In other words, the element is placed at federation boundaries. When crossing a trust boundary it makes sense that a user interaction may occur, and cards are great way for the user to be involved. Back in figure 4, the box drawn with the dashed line represents a trust boundary around the RP. All sites and STSs in the boundary often don’t require user interaction when communicating with each other, since all tokens passed around are within an organization. Also since it is between parties in the same organization, there should not be any privacy concerns. However, as soon as the boundary is hit, as in the case of federation, it makes sense for the user to be prompted. Note, in most cases this boundary will be between organizations, but it could even be in an organization if the information being passed is not already freely shared between the group running the RP STS and RP site.
This element was described in a fairly straightforward scenario, but it is actually required to resolve ambiguities in many cases, such as in the case that a web service is accessed by an application using the WCF stack, the stack needs to have a way to know if CardSpace should be invoked. The credential required to authenticate to the final STS in a chain can be collected in other ways than just CardSpace, such as when the credentials of the currently logged in user are used, or the user is prompted directly for username and password through some custom application. If the RequireFederatedIdentityProvisioning element is in the last policy in a policy chain (or one from the last), CardSpace will be called.
WCF developers may be wondering how to set RequireFederatedIdentityProvisioning in policy, from config.
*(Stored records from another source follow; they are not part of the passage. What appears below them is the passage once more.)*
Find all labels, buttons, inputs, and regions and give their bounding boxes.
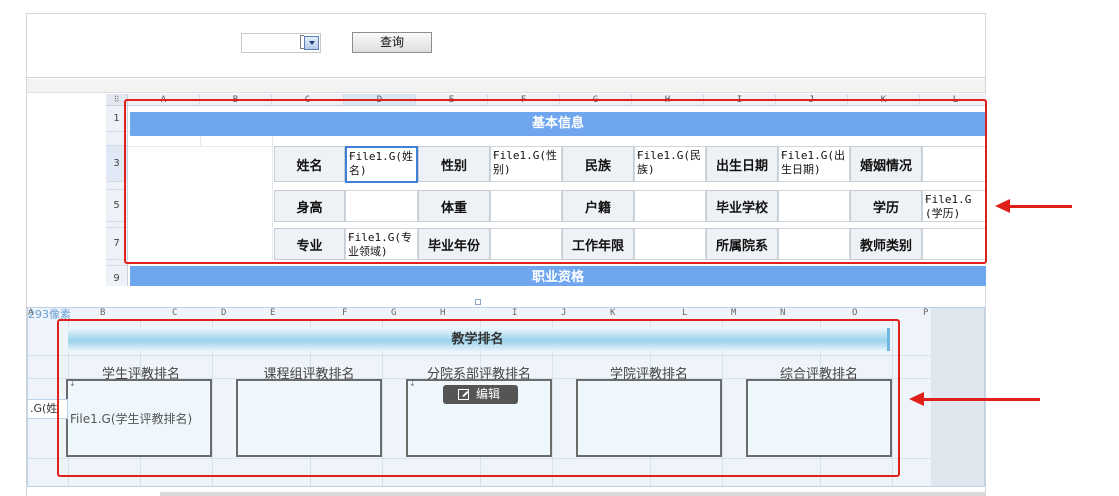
- query-select[interactable]: [241, 33, 321, 53]
- select-edge: [300, 35, 304, 49]
- query-button[interactable]: 查询: [352, 32, 432, 53]
- query-bar: [27, 14, 985, 78]
- toolbar-strip: [27, 79, 985, 93]
- resize-handle[interactable]: [475, 299, 481, 305]
- arrow-left-icon: [995, 199, 1072, 213]
- arrow-left-icon: [909, 392, 1040, 406]
- chevron-down-icon[interactable]: [304, 36, 319, 50]
- highlight-box-bottom: [57, 319, 900, 477]
- col-letter: A: [28, 308, 34, 318]
- band-career-qualification: 职业资格: [130, 266, 986, 286]
- highlight-box-top: [124, 99, 987, 264]
- row-header-9[interactable]: 9: [106, 266, 128, 286]
- col-letter: P: [923, 308, 929, 318]
- horizontal-scrollbar[interactable]: [160, 492, 986, 496]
It is done by using the <useManagedPresentation> binding element.
Hopefully this provides a good reference for people interested in understanding RP STS.
I’ve tried to give a quick explanation of what a RP STS is, as well as a case in which it may be used. I think some of the key take-away points are:
1) CardSpace also works with RP STSs, which consume the tokens represented by cards.
2) There can be multiple RP STSs in a chain.
3) CardSpace must be given the MEX endpoint URL of an RP STS, either from the WCF app config or from the issuerPolicy element in the x-informationCard object tag for browser applications.
4) Each RP STS needs a certificate, and the web site making the initial request must use HTTPS.
5) <RequireFederatedIdentityProvisioning> is the hint to CardSpace that an STS is an IP STS – not an RP STS.
Please let me know if you have any questions, or can think of any CardSpace topics that could use some more documentation.